Archer Aviation (ACHR +0.75%) has taken investors on some wild rides across its history as a publicly traded company. The electric vertical takeoff and landing (eVTOL) aircraft specialist went public through a merger with a special purpose acquisition company (SPAC) in September 2021.
Following the completion of its SPAC merger, the company's share price went on to hit a lifetime high of $14.62 early in October 2025, but it's since seen a dramatic pullback. As of this writing, the stock is down roughly 40% from its peak.
Image source: Archer Aviation.
Uncertainty surrounding the company's path to receiving operational certifications from the Federal Aviation Authority (FAA) and concerns that competitor Joby Aviation (JOBY +1.47%) is further ahead in the race to eVTOL commercialization have been key factors in the pullback. Is Archer Aviation stock yesterday's news?
Is Archer falling behind?
In the commercial robotaxi market, Archer Aviation appears to be behind Joby. Adding another complicating factor, Joby also has the advantage of a resource-rich investment benefactor in the form of Stellantis. These dynamics help explain why Archer's valuation has been losing altitude as its chief U.S.-based eVTOL rival's stock is surging.
With Joby Aviation stock up 53% over the last year and Archer down roughly 18% across the stretch, investor support has clearly shifted toward Joby. On the other hand, it's still way to early to write Archer off.
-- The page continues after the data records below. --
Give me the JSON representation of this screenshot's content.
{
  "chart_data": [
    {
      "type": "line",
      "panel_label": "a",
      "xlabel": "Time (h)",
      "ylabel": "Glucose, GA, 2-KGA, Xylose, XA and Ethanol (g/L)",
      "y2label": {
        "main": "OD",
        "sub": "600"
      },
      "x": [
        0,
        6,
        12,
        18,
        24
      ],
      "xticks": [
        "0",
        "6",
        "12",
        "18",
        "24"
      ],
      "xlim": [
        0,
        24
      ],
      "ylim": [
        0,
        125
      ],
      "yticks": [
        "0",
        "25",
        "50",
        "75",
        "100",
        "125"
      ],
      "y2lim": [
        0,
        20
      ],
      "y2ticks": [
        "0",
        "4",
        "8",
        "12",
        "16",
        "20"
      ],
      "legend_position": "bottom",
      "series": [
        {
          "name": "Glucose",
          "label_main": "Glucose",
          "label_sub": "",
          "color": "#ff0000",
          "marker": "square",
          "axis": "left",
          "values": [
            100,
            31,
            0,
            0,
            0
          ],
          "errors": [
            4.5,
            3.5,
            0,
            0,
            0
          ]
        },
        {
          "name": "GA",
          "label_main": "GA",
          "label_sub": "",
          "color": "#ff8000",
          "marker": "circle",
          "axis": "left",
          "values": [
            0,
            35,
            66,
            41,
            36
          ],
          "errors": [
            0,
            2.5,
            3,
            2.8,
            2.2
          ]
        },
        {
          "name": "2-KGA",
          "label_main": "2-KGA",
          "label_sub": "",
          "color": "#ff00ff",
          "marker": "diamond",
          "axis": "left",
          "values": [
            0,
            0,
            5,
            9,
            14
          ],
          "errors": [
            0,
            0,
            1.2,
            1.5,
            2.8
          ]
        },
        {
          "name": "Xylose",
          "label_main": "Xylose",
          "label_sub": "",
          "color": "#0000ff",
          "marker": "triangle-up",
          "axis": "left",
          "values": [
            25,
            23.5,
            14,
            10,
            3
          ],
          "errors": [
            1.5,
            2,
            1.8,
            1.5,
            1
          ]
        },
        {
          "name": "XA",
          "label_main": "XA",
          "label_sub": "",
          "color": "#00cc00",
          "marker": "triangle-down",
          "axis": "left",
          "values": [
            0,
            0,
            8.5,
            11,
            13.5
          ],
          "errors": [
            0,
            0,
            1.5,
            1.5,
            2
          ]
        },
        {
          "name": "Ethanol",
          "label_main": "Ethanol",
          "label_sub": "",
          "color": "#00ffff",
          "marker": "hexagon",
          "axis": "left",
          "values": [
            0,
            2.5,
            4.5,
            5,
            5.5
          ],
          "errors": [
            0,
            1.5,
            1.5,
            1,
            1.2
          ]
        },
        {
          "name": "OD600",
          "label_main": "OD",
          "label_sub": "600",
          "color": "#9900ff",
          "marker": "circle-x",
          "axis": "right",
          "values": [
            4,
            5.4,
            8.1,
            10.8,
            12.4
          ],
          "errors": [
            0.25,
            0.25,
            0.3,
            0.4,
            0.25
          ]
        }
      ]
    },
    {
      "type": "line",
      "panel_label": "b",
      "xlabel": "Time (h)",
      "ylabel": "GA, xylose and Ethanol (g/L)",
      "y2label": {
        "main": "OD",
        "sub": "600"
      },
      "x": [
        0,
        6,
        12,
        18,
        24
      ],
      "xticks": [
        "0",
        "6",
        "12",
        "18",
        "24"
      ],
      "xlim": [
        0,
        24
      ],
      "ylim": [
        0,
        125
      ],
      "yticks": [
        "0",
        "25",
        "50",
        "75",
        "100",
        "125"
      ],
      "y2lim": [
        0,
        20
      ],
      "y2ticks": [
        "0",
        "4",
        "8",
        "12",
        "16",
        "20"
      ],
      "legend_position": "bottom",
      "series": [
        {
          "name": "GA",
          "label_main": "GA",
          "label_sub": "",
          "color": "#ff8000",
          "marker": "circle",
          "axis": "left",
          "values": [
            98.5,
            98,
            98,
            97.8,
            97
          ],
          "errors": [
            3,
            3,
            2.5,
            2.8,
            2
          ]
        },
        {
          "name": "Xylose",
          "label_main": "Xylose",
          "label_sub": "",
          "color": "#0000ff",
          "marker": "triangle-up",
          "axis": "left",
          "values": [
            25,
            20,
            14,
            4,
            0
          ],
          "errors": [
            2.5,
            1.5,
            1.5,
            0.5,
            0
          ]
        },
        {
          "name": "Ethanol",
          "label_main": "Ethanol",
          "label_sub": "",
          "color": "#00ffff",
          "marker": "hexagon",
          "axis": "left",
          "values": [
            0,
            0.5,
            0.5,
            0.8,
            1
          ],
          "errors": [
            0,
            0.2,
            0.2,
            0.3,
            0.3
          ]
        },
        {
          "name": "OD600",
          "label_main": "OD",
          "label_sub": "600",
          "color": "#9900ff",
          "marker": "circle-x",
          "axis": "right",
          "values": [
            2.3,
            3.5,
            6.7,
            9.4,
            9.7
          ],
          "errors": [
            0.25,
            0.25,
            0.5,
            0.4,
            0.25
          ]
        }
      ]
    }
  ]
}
The stock has managed to rise roughly 8% year to date in 2026, outperforming Joby's gain of 1.3% over the period. Interest surrounding the use of Archer's aircraft for defense purposes may explain the recent rise.

NYSE: ACHR
Key Data Points
Archer Aviation currently has a market cap of approximately $5.3 billion, and the company has yet to record any real revenue. That makes the stock a very risky play, particularly as the commercialization outlook for consumer flights in the U.S. market has seemingly shifted in less promising directions.
Archer Aviation posted a net loss of roughly $129 million in last year's third quarter. Meanwhile, actual manufacturing activity remains relatively low. When the company does start ramping up production for its Midnight eVTOLs and other craft, it's virtually certain that the business will see losses surge. This makes it likely that the company will need to take on new debt or sell new stock and dilute existing shareholders.
Archer still has a feasible path to success in the consumer air taxi market, but the overall business category remains unproven -- and its biggest rival may be further ahead in the category. With that in mind, potential bullish catalysts for the stock in 2026 appear to have become more weighted toward defense applications.